Backgound: Dac is a humanized monoclonal antibody specific for the Interleukin 2 receptor alpha chain. The antibody has shown promising effects either in combination with interferon or as a monotherapy.
Methods: MS patients on interferon therapy but with continuing relapses and contrast enhancing lesions (CEL) were selected for participation. Patients were evaluated with serial monthly MRI scans and clinical rating scales including Timed Ambulation, EDSS and NRS from 3months prior to Treatment (baseline) and then at 0.5 months to 12.5 months during treatment. Dac (1mg/Kg) was initiated at baseline and administered again in 2 weeks followed by every 4 week treatments according to a protocol developed at NIH. Interferon was continued until 5.5 months after Dac was initiated. Patients without continuing CEL were placed on Dac monotherapy and patients with recurrent CEL were continued on interferon with Dac therapy at (1.5mg/Kg) every 28 days per protocol. The primary outcome measure was the number of new CEL with the other MRI and clinical scores as secondary measures.

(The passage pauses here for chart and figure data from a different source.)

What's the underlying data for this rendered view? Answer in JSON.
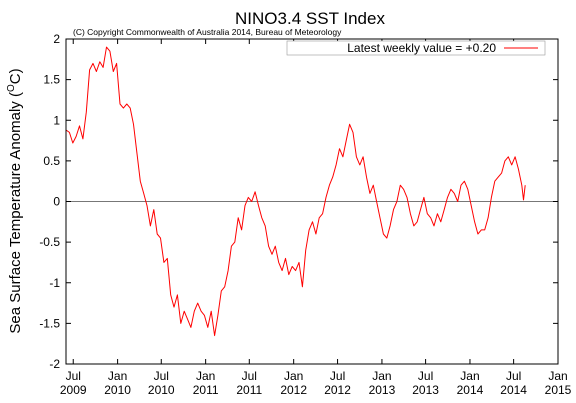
{
  "chart_data": {
    "type": "line",
    "title": "NINO3.4 SST Index",
    "subtitle": "(C) Copyright Commonwealth of Australia 2014, Bureau of Meteorology",
    "ylabel": "Sea Surface Temperature Anomaly (",
    "ylabel_unit": "C",
    "ylabel_sup": "O",
    "ylabel_close": ")",
    "xlabel": "",
    "ylim": [
      -2,
      2
    ],
    "yticks": [
      -2,
      -1.5,
      -1,
      -0.5,
      0,
      0.5,
      1,
      1.5,
      2
    ],
    "ytick_labels": [
      "-2",
      "-1.5",
      "-1",
      "-0.5",
      "0",
      "0.5",
      "1",
      "1.5",
      "2"
    ],
    "xlim": [
      "2009-06-01",
      "2015-01-01"
    ],
    "xticks": [
      {
        "date": "2009-07-01",
        "month": "Jul",
        "year": "2009"
      },
      {
        "date": "2010-01-01",
        "month": "Jan",
        "year": "2010"
      },
      {
        "date": "2010-07-01",
        "month": "Jul",
        "year": "2010"
      },
      {
        "date": "2011-01-01",
        "month": "Jan",
        "year": "2011"
      },
      {
        "date": "2011-07-01",
        "month": "Jul",
        "year": "2011"
      },
      {
        "date": "2012-01-01",
        "month": "Jan",
        "year": "2012"
      },
      {
        "date": "2012-07-01",
        "month": "Jul",
        "year": "2012"
      },
      {
        "date": "2013-01-01",
        "month": "Jan",
        "year": "2013"
      },
      {
        "date": "2013-07-01",
        "month": "Jul",
        "year": "2013"
      },
      {
        "date": "2014-01-01",
        "month": "Jan",
        "year": "2014"
      },
      {
        "date": "2014-07-01",
        "month": "Jul",
        "year": "2014"
      },
      {
        "date": "2015-01-01",
        "month": "Jan",
        "year": "2015"
      }
    ],
    "zero_line": true,
    "grid": false,
    "legend_position": "top-right",
    "series": [
      {
        "name": "Latest weekly value = +0.20",
        "color": "#ff0000",
        "points": [
          [
            "2009-06-01",
            0.88
          ],
          [
            "2009-06-15",
            0.85
          ],
          [
            "2009-06-29",
            0.72
          ],
          [
            "2009-07-13",
            0.8
          ],
          [
            "2009-07-27",
            0.93
          ],
          [
            "2009-08-10",
            0.77
          ],
          [
            "2009-08-24",
            1.1
          ],
          [
            "2009-09-07",
            1.62
          ],
          [
            "2009-09-21",
            1.7
          ],
          [
            "2009-10-05",
            1.6
          ],
          [
            "2009-10-19",
            1.72
          ],
          [
            "2009-11-02",
            1.65
          ],
          [
            "2009-11-16",
            1.9
          ],
          [
            "2009-11-30",
            1.85
          ],
          [
            "2009-12-14",
            1.6
          ],
          [
            "2009-12-28",
            1.7
          ],
          [
            "2010-01-11",
            1.2
          ],
          [
            "2010-01-25",
            1.15
          ],
          [
            "2010-02-08",
            1.2
          ],
          [
            "2010-02-22",
            1.15
          ],
          [
            "2010-03-08",
            0.95
          ],
          [
            "2010-03-22",
            0.6
          ],
          [
            "2010-04-05",
            0.25
          ],
          [
            "2010-04-19",
            0.1
          ],
          [
            "2010-05-03",
            -0.05
          ],
          [
            "2010-05-17",
            -0.3
          ],
          [
            "2010-05-31",
            -0.1
          ],
          [
            "2010-06-14",
            -0.4
          ],
          [
            "2010-06-28",
            -0.45
          ],
          [
            "2010-07-12",
            -0.75
          ],
          [
            "2010-07-26",
            -0.7
          ],
          [
            "2010-08-09",
            -1.15
          ],
          [
            "2010-08-23",
            -1.3
          ],
          [
            "2010-09-06",
            -1.15
          ],
          [
            "2010-09-20",
            -1.5
          ],
          [
            "2010-10-04",
            -1.35
          ],
          [
            "2010-10-18",
            -1.45
          ],
          [
            "2010-11-01",
            -1.55
          ],
          [
            "2010-11-15",
            -1.35
          ],
          [
            "2010-11-29",
            -1.25
          ],
          [
            "2010-12-13",
            -1.35
          ],
          [
            "2010-12-27",
            -1.4
          ],
          [
            "2011-01-10",
            -1.55
          ],
          [
            "2011-01-24",
            -1.35
          ],
          [
            "2011-02-07",
            -1.65
          ],
          [
            "2011-02-21",
            -1.4
          ],
          [
            "2011-03-07",
            -1.1
          ],
          [
            "2011-03-21",
            -1.05
          ],
          [
            "2011-04-04",
            -0.85
          ],
          [
            "2011-04-18",
            -0.55
          ],
          [
            "2011-05-02",
            -0.5
          ],
          [
            "2011-05-16",
            -0.2
          ],
          [
            "2011-05-30",
            -0.35
          ],
          [
            "2011-06-13",
            -0.05
          ],
          [
            "2011-06-27",
            0.05
          ],
          [
            "2011-07-11",
            0.0
          ],
          [
            "2011-07-25",
            0.12
          ],
          [
            "2011-08-08",
            -0.05
          ],
          [
            "2011-08-22",
            -0.2
          ],
          [
            "2011-09-05",
            -0.3
          ],
          [
            "2011-09-19",
            -0.55
          ],
          [
            "2011-10-03",
            -0.65
          ],
          [
            "2011-10-17",
            -0.55
          ],
          [
            "2011-10-31",
            -0.75
          ],
          [
            "2011-11-14",
            -0.85
          ],
          [
            "2011-11-28",
            -0.7
          ],
          [
            "2011-12-12",
            -0.9
          ],
          [
            "2011-12-26",
            -0.8
          ],
          [
            "2012-01-09",
            -0.85
          ],
          [
            "2012-01-23",
            -0.75
          ],
          [
            "2012-02-06",
            -1.05
          ],
          [
            "2012-02-20",
            -0.6
          ],
          [
            "2012-03-05",
            -0.35
          ],
          [
            "2012-03-19",
            -0.25
          ],
          [
            "2012-04-02",
            -0.4
          ],
          [
            "2012-04-16",
            -0.2
          ],
          [
            "2012-04-30",
            -0.15
          ],
          [
            "2012-05-14",
            0.05
          ],
          [
            "2012-05-28",
            0.2
          ],
          [
            "2012-06-11",
            0.3
          ],
          [
            "2012-06-25",
            0.45
          ],
          [
            "2012-07-09",
            0.65
          ],
          [
            "2012-07-23",
            0.55
          ],
          [
            "2012-08-06",
            0.75
          ],
          [
            "2012-08-20",
            0.95
          ],
          [
            "2012-09-03",
            0.85
          ],
          [
            "2012-09-17",
            0.55
          ],
          [
            "2012-10-01",
            0.45
          ],
          [
            "2012-10-15",
            0.55
          ],
          [
            "2012-10-29",
            0.3
          ],
          [
            "2012-11-12",
            0.1
          ],
          [
            "2012-11-26",
            0.2
          ],
          [
            "2012-12-10",
            0.0
          ],
          [
            "2012-12-24",
            -0.2
          ],
          [
            "2013-01-07",
            -0.4
          ],
          [
            "2013-01-21",
            -0.45
          ],
          [
            "2013-02-04",
            -0.3
          ],
          [
            "2013-02-18",
            -0.1
          ],
          [
            "2013-03-04",
            0.0
          ],
          [
            "2013-03-18",
            0.2
          ],
          [
            "2013-04-01",
            0.15
          ],
          [
            "2013-04-15",
            0.05
          ],
          [
            "2013-04-29",
            -0.15
          ],
          [
            "2013-05-13",
            -0.3
          ],
          [
            "2013-05-27",
            -0.25
          ],
          [
            "2013-06-10",
            -0.1
          ],
          [
            "2013-06-24",
            0.05
          ],
          [
            "2013-07-08",
            -0.15
          ],
          [
            "2013-07-22",
            -0.2
          ],
          [
            "2013-08-05",
            -0.3
          ],
          [
            "2013-08-19",
            -0.15
          ],
          [
            "2013-09-02",
            -0.25
          ],
          [
            "2013-09-16",
            -0.1
          ],
          [
            "2013-09-30",
            0.05
          ],
          [
            "2013-10-14",
            0.15
          ],
          [
            "2013-10-28",
            0.1
          ],
          [
            "2013-11-11",
            0.0
          ],
          [
            "2013-11-25",
            0.2
          ],
          [
            "2013-12-09",
            0.25
          ],
          [
            "2013-12-23",
            0.15
          ],
          [
            "2014-01-06",
            -0.05
          ],
          [
            "2014-01-20",
            -0.25
          ],
          [
            "2014-02-03",
            -0.4
          ],
          [
            "2014-02-17",
            -0.35
          ],
          [
            "2014-03-03",
            -0.35
          ],
          [
            "2014-03-17",
            -0.2
          ],
          [
            "2014-03-31",
            0.05
          ],
          [
            "2014-04-14",
            0.25
          ],
          [
            "2014-04-28",
            0.3
          ],
          [
            "2014-05-12",
            0.35
          ],
          [
            "2014-05-26",
            0.5
          ],
          [
            "2014-06-09",
            0.55
          ],
          [
            "2014-06-23",
            0.45
          ],
          [
            "2014-07-07",
            0.55
          ],
          [
            "2014-07-21",
            0.4
          ],
          [
            "2014-08-04",
            0.2
          ],
          [
            "2014-08-11",
            0.02
          ],
          [
            "2014-08-18",
            0.2
          ]
        ]
      }
    ]
  }
}
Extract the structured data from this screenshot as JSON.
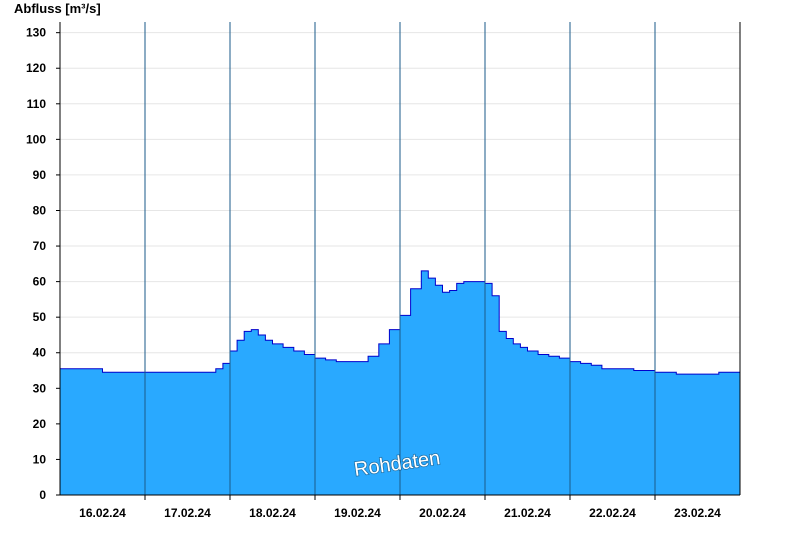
{
  "chart_data": {
    "type": "area",
    "ylabel": "Abfluss [m³/s]",
    "watermark": "Rohdaten",
    "ylim": [
      0,
      133
    ],
    "yticks": [
      0,
      10,
      20,
      30,
      40,
      50,
      60,
      70,
      80,
      90,
      100,
      110,
      120,
      130
    ],
    "xlim": [
      "2024-02-15T12:00",
      "2024-02-23T12:00"
    ],
    "day_labels": [
      "16.02.24",
      "17.02.24",
      "18.02.24",
      "19.02.24",
      "20.02.24",
      "21.02.24",
      "22.02.24",
      "23.02.24"
    ],
    "grid": true,
    "colors": {
      "fill": "#29a9ff",
      "line": "#0000cc",
      "axis": "#000000",
      "grid": "#e6e6e6"
    },
    "series": [
      {
        "x": [
          "2024-02-15T12:00",
          "2024-02-15T18:00",
          "2024-02-16T00:00",
          "2024-02-16T06:00",
          "2024-02-16T12:00",
          "2024-02-16T18:00",
          "2024-02-17T00:00",
          "2024-02-17T06:00",
          "2024-02-17T08:00",
          "2024-02-17T10:00",
          "2024-02-17T12:00",
          "2024-02-17T14:00",
          "2024-02-17T16:00",
          "2024-02-17T18:00",
          "2024-02-17T20:00",
          "2024-02-17T22:00",
          "2024-02-18T00:00",
          "2024-02-18T03:00",
          "2024-02-18T06:00",
          "2024-02-18T09:00",
          "2024-02-18T12:00",
          "2024-02-18T15:00",
          "2024-02-18T18:00",
          "2024-02-18T21:00",
          "2024-02-19T00:00",
          "2024-02-19T03:00",
          "2024-02-19T06:00",
          "2024-02-19T09:00",
          "2024-02-19T12:00",
          "2024-02-19T15:00",
          "2024-02-19T18:00",
          "2024-02-19T20:00",
          "2024-02-19T22:00",
          "2024-02-20T00:00",
          "2024-02-20T02:00",
          "2024-02-20T04:00",
          "2024-02-20T06:00",
          "2024-02-20T08:00",
          "2024-02-20T10:00",
          "2024-02-20T12:00",
          "2024-02-20T14:00",
          "2024-02-20T16:00",
          "2024-02-20T18:00",
          "2024-02-20T20:00",
          "2024-02-20T22:00",
          "2024-02-21T00:00",
          "2024-02-21T03:00",
          "2024-02-21T06:00",
          "2024-02-21T09:00",
          "2024-02-21T12:00",
          "2024-02-21T15:00",
          "2024-02-21T18:00",
          "2024-02-21T21:00",
          "2024-02-22T00:00",
          "2024-02-22T06:00",
          "2024-02-22T12:00",
          "2024-02-22T18:00",
          "2024-02-23T00:00",
          "2024-02-23T06:00",
          "2024-02-23T12:00"
        ],
        "y": [
          35.5,
          35.5,
          34.5,
          34.5,
          34.5,
          34.5,
          34.5,
          34.5,
          35.5,
          37,
          40.5,
          43.5,
          46,
          46.5,
          45,
          43.5,
          42.5,
          41.5,
          40.5,
          39.5,
          38.5,
          38,
          37.5,
          37.5,
          37.5,
          39,
          42.5,
          46.5,
          50.5,
          58,
          63,
          61,
          59,
          57,
          57.5,
          59.5,
          60,
          60,
          60,
          59.5,
          56,
          46,
          44,
          42.5,
          41.5,
          40.5,
          39.5,
          39,
          38.5,
          37.5,
          37,
          36.5,
          35.5,
          35.5,
          35,
          34.5,
          34,
          34,
          34.5,
          35
        ]
      }
    ]
  }
}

Results: Eight patients qualified for treatment with Dac. One patient developed a severe relapse prior to Dac initiation and was discontinued therapy after two treatments. Seven patients continued on treatment. The total CEL and new CEL were compared between pretreatment scans subsequent scans in 3-month intervals. A significant four-fold reduction in total CEL was observed in the second and third intervals. New CEL were reduced four-fold at all three intervals after treatment initiation (p<0.05, p<0.01, p<0.01 respectively). Significant reductions in Timed Ambulation, EDSS and NRS were observed. Two patients were observed to have recurrent new CEL and restarted interferon in addition to an increase in Dac dose. Treatment resulted in a significant decrease in the number of relapses (p<0.005). Discussion: Dac is effective in reducing CEL and in improving clinical scores in relapsing-remitting MS patients with active disease not controlled by interferon alone. Optimal therapy for some patients may require combination treatment with interferon. These results provide further evidence for efficacy and support the development of larger phase II and phase III trials.